Around the world, people are spending an increasing amount of time on their mobile devices for email, social networking, banking and a whole range of other activities. But typing on mobile devices can be a serious pain. SwiftKey, the corporate partner in this capstone project, builds a smart keyboard that makes it easier for people to type on their mobile devices. One cornerstone of their smart keyboard is predictive text models. When someone types:
“I went to the”
the keyboard presents three options for what the next word might be. For example, the three words might be gym, store, restaurant. In this project, I will work on understanding and building predictive text models like those used by SwiftKey.
This project will start by analyzing a large corpus of text documents to discover the structure in the data and how words are put together. It will cover cleaning and analyzing text data, then building and sampling from a predictive text model. Finally, I will build a predictive text product.
First, I downloaded the data set from the link provided on the Coursera website. It is a compilation of blog posts, news articles, and Twitter posts scraped from the web.
if(!file.exists("Coursera-SwiftKey.zip")) {
download.file("https://d396qusza40orc.cloudfront.net/dsscapstone/dataset/Coursera-SwiftKey.zip", "Coursera-SwiftKey.zip")
unzip("Coursera-SwiftKey.zip")
file.rename("final", "Data")
}
Next, I saved each file to a vector using the readLines function.
con <- file("Data/en_US/en_US.blogs.txt", "r")
blogs <- readLines(con)
con <- file("Data/en_US/en_US.news.txt", "r")
news <- readLines(con)
con <- file("Data/en_US/en_US.twitter.txt", "r")
twitter <- readLines(con)
close(con)
See some basic information about each file below.
| file | file.size.mb | lines | words | longest.line |
|---|---|---|---|---|
| blogs | 200.4 | 899,288 | 206,824,505 | 40,833 |
| news | 196.3 | 1,010,242 | 203,223,159 | 11,384 |
| 159.4 | 2,360,148 | 162,096,031 | 140 |
After combining all three sets of data, I used the sample function to randomly select five percent of all lines to use for my sample set.

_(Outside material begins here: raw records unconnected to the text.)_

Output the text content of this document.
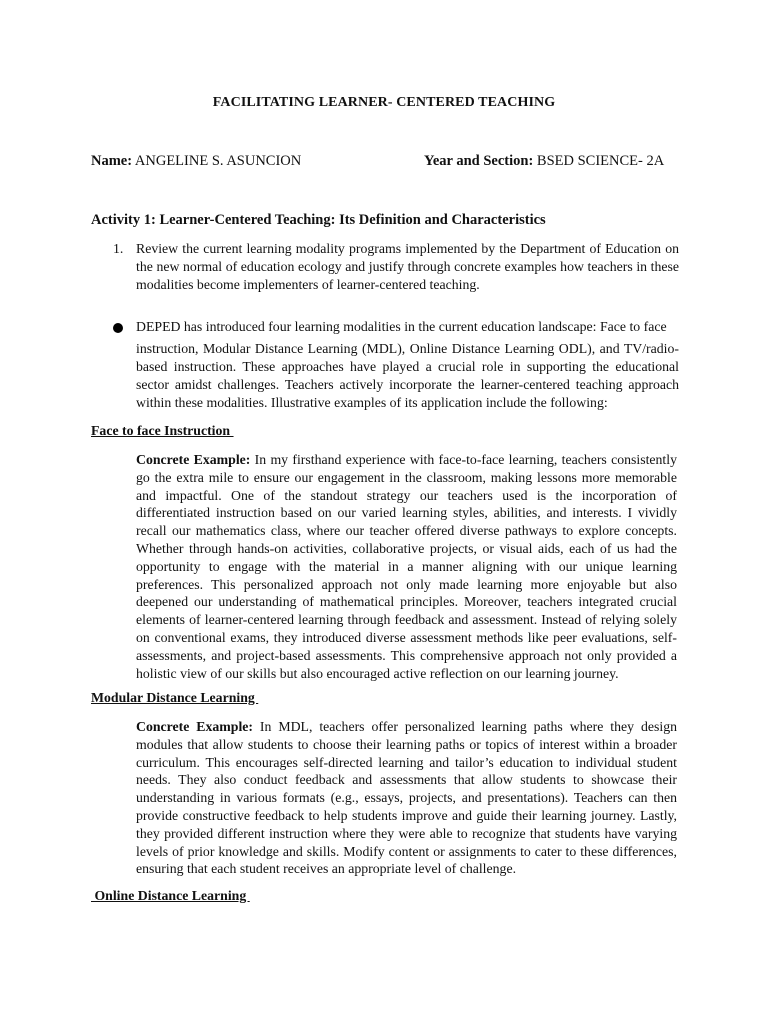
FACILITATING LEARNER- CENTERED TEACHING
Name: ANGELINE S. ASUNCION	Year and Section: BSED SCIENCE- 2A
Activity 1: Learner-Centered Teaching: Its Definition and Characteristics
1. Review the current learning modality programs implemented by the Department of Education on the new normal of education ecology and justify through concrete examples how teachers in these modalities become implementers of learner-centered teaching.
DEPED has introduced four learning modalities in the current education landscape: Face to face
instruction, Modular Distance Learning (MDL), Online Distance Learning ODL), and TV/radio-based instruction. These approaches have played a crucial role in supporting the educational sector amidst challenges. Teachers actively incorporate the learner-centered teaching approach within these modalities. Illustrative examples of its application include the following:
Face to face Instruction
Concrete Example: In my firsthand experience with face-to-face learning, teachers consistently go the extra mile to ensure our engagement in the classroom, making lessons more memorable and impactful. One of the standout strategy our teachers used is the incorporation of differentiated instruction based on our varied learning styles, abilities, and interests. I vividly recall our mathematics class, where our teacher offered diverse pathways to explore concepts. Whether through hands-on activities, collaborative projects, or visual aids, each of us had the opportunity to engage with the material in a manner aligning with our unique learning preferences. This personalized approach not only made learning more enjoyable but also deepened our understanding of mathematical principles. Moreover, teachers integrated crucial elements of learner-centered learning through feedback and assessment. Instead of relying solely on conventional exams, they introduced diverse assessment methods like peer evaluations, self-assessments, and project-based assessments. This comprehensive approach not only provided a holistic view of our skills but also encouraged active reflection on our learning journey.
Modular Distance Learning
Concrete Example: In MDL, teachers offer personalized learning paths where they design modules that allow students to choose their learning paths or topics of interest within a broader curriculum. This encourages self-directed learning and tailor’s education to individual student needs. They also conduct feedback and assessments that allow students to showcase their understanding in various formats (e.g., essays, projects, and presentations). Teachers can then provide constructive feedback to help students improve and guide their learning journey. Lastly, they provided different instruction where they were able to recognize that students have varying levels of prior knowledge and skills. Modify content or assignments to cater to these differences, ensuring that each student receives an appropriate level of challenge.
Online Distance Learning
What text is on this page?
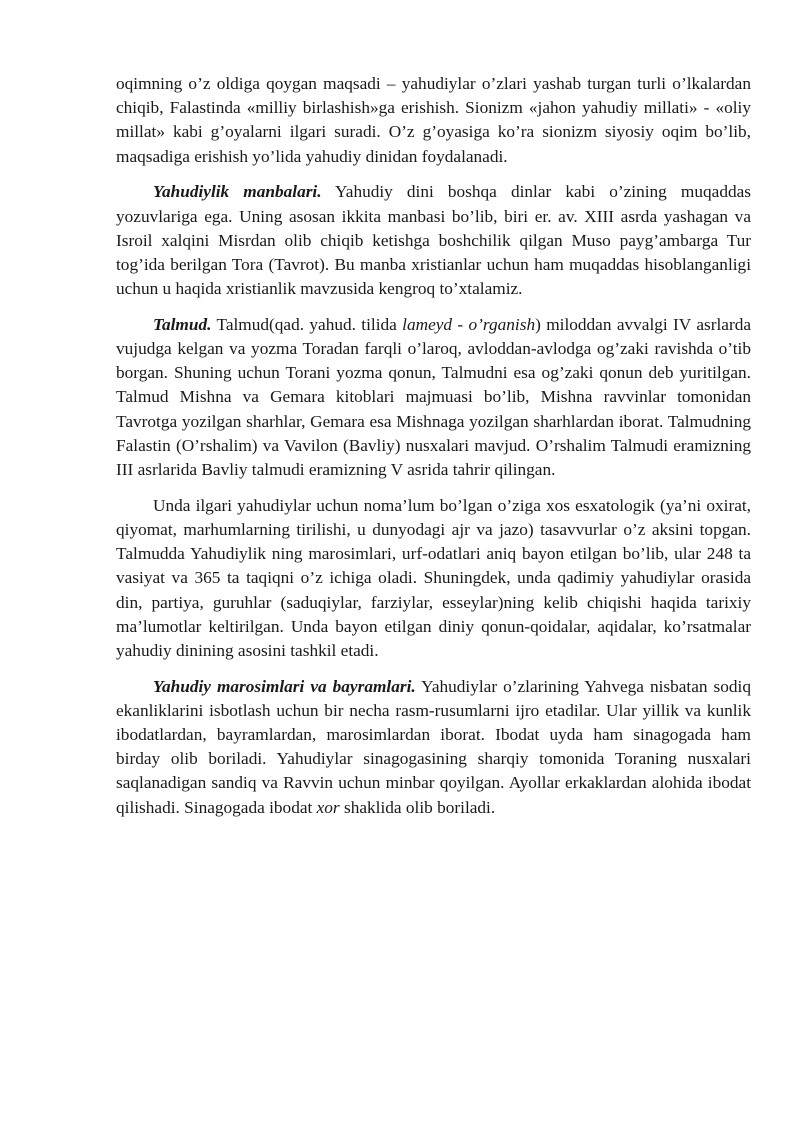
oqimning o’z oldiga qoygan maqsadi – yahudiylar o’zlari yashab turgan turli o’lkalardan chiqib, Falastinda «milliy birlashish»ga erishish. Sionizm «jahon yahudiy millati» - «oliy millat» kabi g’oyalarni ilgari suradi. O’z g’oyasiga ko’ra sionizm siyosiy oqim bo’lib, maqsadiga erishish yo’lida yahudiy dinidan foydalanadi.

Yahudiylik manbalari. Yahudiy dini boshqa dinlar kabi o’zining muqaddas yozuvlariga ega. Uning asosan ikkita manbasi bo’lib, biri er. av. XIII asrda yashagan va Isroil xalqini Misrdan olib chiqib ketishga boshchilik qilgan Muso payg’ambarga Tur tog’ida berilgan Tora (Tavrot). Bu manba xristianlar uchun ham muqaddas hisoblanganligi uchun u haqida xristianlik mavzusida kengroq to’xtalamiz.

Talmud. Talmud(qad. yahud. tilida lameyd - o’rganish) miloddan avvalgi IV asrlarda vujudga kelgan va yozma Toradan farqli o’laroq, avloddan-avlodga og’zaki ravishda o’tib borgan. Shuning uchun Torani yozma qonun, Talmudni esa og’zaki qonun deb yuritilgan. Talmud Mishna va Gemara kitoblari majmuasi bo’lib, Mishna ravvinlar tomonidan Tavrotga yozilgan sharhlar, Gemara esa Mishnaga yozilgan sharhlardan iborat. Talmudning Falastin (O’rshalim) va Vavilon (Bavliy) nusxalari mavjud. O’rshalim Talmudi eramizning III asrlarida Bavliy talmudi eramizning V asrida tahrir qilingan.

Unda ilgari yahudiylar uchun noma’lum bo’lgan o’ziga xos esxatologik (ya’ni oxirat, qiyomat, marhumlarning tirilishi, u dunyodagi ajr va jazo) tasavvurlar o’z aksini topgan. Talmudda Yahudiylik ning marosimlari, urf-odatlari aniq bayon etilgan bo’lib, ular 248 ta vasiyat va 365 ta taqiqni o’z ichiga oladi. Shuningdek, unda qadimiy yahudiylar orasida din, partiya, guruhlar (saduqiylar, farziylar, esseylar)ning kelib chiqishi haqida tarixiy ma’lumotlar keltirilgan. Unda bayon etilgan diniy qonun-qoidalar, aqidalar, ko’rsatmalar yahudiy dinining asosini tashkil etadi.

Yahudiy marosimlari va bayramlari. Yahudiylar o’zlarining Yahvega nisbatan sodiq ekanliklarini isbotlash uchun bir necha rasm-rusumlarni ijro etadilar. Ular yillik va kunlik ibodatlardan, bayramlardan, marosimlardan iborat. Ibodat uyda ham sinagogada ham birday olib boriladi. Yahudiylar sinagogasining sharqiy tomonida Toraning nusxalari saqlanadigan sandiq va Ravvin uchun minbar qoyilgan. Ayollar erkaklardan alohida ibodat qilishadi. Sinagogada ibodat xor shaklida olib boriladi.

Using functions from the {tm} package, I removed stop words, punctuation, numbers, and unicode characters from the sample.
library(tm)
set.seed(2017-10-29)
vector.all <- c(blogs, news, twitter)
vector.sample <- sample(vector.all, length(vector.all)*.05)
vector.sample <- tolower(vector.sample)
vector.sample <- removeWords(vector.sample, stopwords("en"))
vector.sample <- removePunctuation(vector.sample, preserve_intra_word_dashes = TRUE)
vector.sample <- removeNumbers(vector.sample)
vector.sample <- iconv(vector.sample, "UTF-8", "ASCII", sub = "")
I also filtered profane language and extra whitespace from the sample.
if(!file.exists("bad-words.txt")) {
download.file("http://www.cs.cmu.edu/~biglou/resources/bad-words.txt", "bad-words.txt")
}
con <- file("bad-words.txt", "r")
bad.words <- readLines(con)
close(con)
bad.words <- bad.words[-1]
vector.sample <- removeWords(vector.sample, bad.words)
vector.sample <- stripWhitespace(vector.sample)
In order to avoid repeating the above steps, I wrote my clean sample to a text file.
if(!file.exists("en_US.clean.sample.txt")) {
writeLines(vector.sample, "en_US.clean.sample.txt")
}
Using functions from the {tokenizers} package, I generated term frequency tables for unigram, bigram, and trigram models. You will find plots of each under the next heading.
library(dplyr)
library(tokenizers)
vector.token.one <- as.data.frame(table(tokenize_words(paste(vector.sample, collapse = " ")))) %>% arrange(desc(Freq))
names(vector.token.one)[1] <- "string"
vector.token.two <- as.data.frame(table(tokenize_ngrams(paste(vector.sample, collapse = " "), n = 2, n_min = 2))) %>% arrange(desc(Freq))
names(vector.token.two)[1] <- "string"
vector.token.three <- as.data.frame(table(tokenize_ngrams(paste(vector.sample, collapse = " "), n = 3, n_min = 3))) %>% arrange(desc(Freq))
names(vector.token.three)[1] <- "string"
The plot below depicts the top 15 most frequent words in the sample.
ggplot(vector.token.one[1:15,], aes(x = reorder(string, desc(Freq)), y = Freq)) +
geom_bar(fill = "coral1", stat = "Identity") +
theme_TCR() +
scale_y_continuous(expand = c(0,0)) +
xlab("Top 15 Words") +
ylab("Frequency")
The next plot depicts the top 15 most frequent two-word phrases in the sample.
ggplot(vector.token.two[1:15,], aes(x = reorder(string, desc(Freq)), y = Freq)) +
geom_bar(fill = "coral1", stat = "Identity") +
theme_TCR() +
scale_y_continuous(expand = c(0,0)) +
xlab("Top 15 Two-Word Phrases") +
ylab("Frequency") +
theme(axis.text.x = element_text(margin = margin(-23,0,30,0)),
axis.line.x = element_line(color = "#222222", size = 0.5))
And the final plot in this section depicts the top 15 most frequent three-word phrases in the sample.
ggplot(vector.token.three[1:15,], aes(x = reorder(string, desc(Freq)), y = Freq)) +
geom_bar(fill = "coral1", stat = "Identity") +
theme_TCR() +
scale_y_continuous(expand = c(0,0)) +
xlab("Top 15 Three-Word Phrases") +
ylab("Frequency") +
theme(axis.text.x = element_text(margin = margin(-35,0,30,0)),
axis.line.x = element_line(color = "#222222", size = 0.5))
Using the function below, I determined how many words from the sample covered 50 and 90 percent of all word instances, respectively.
getCoverage <- function(coverage) {
freq <- 0
reqFreq <- coverage * sum(vector.token.one$Freq)
for (i in 1:nrow(vector.token.one)) {
if (freq >= reqFreq) {
return (i)
}
freq <- freq + vector.token.one[i, 2]
}
}
getCoverage(0.5) ; getCoverage(0.9)
## [1] 946
## [1] 14847
Thus far, there have not been any particularly interesting findings, aside from those highlighted above.
In order to build a prediction algorithm, I am considering using the lightweight predict_Backoff function from the {ANLP} package. Its documentation is here. My future Shiny app will take a string of text as an input, and return the top three suggestions for the next word, much like SwiftKey’s product.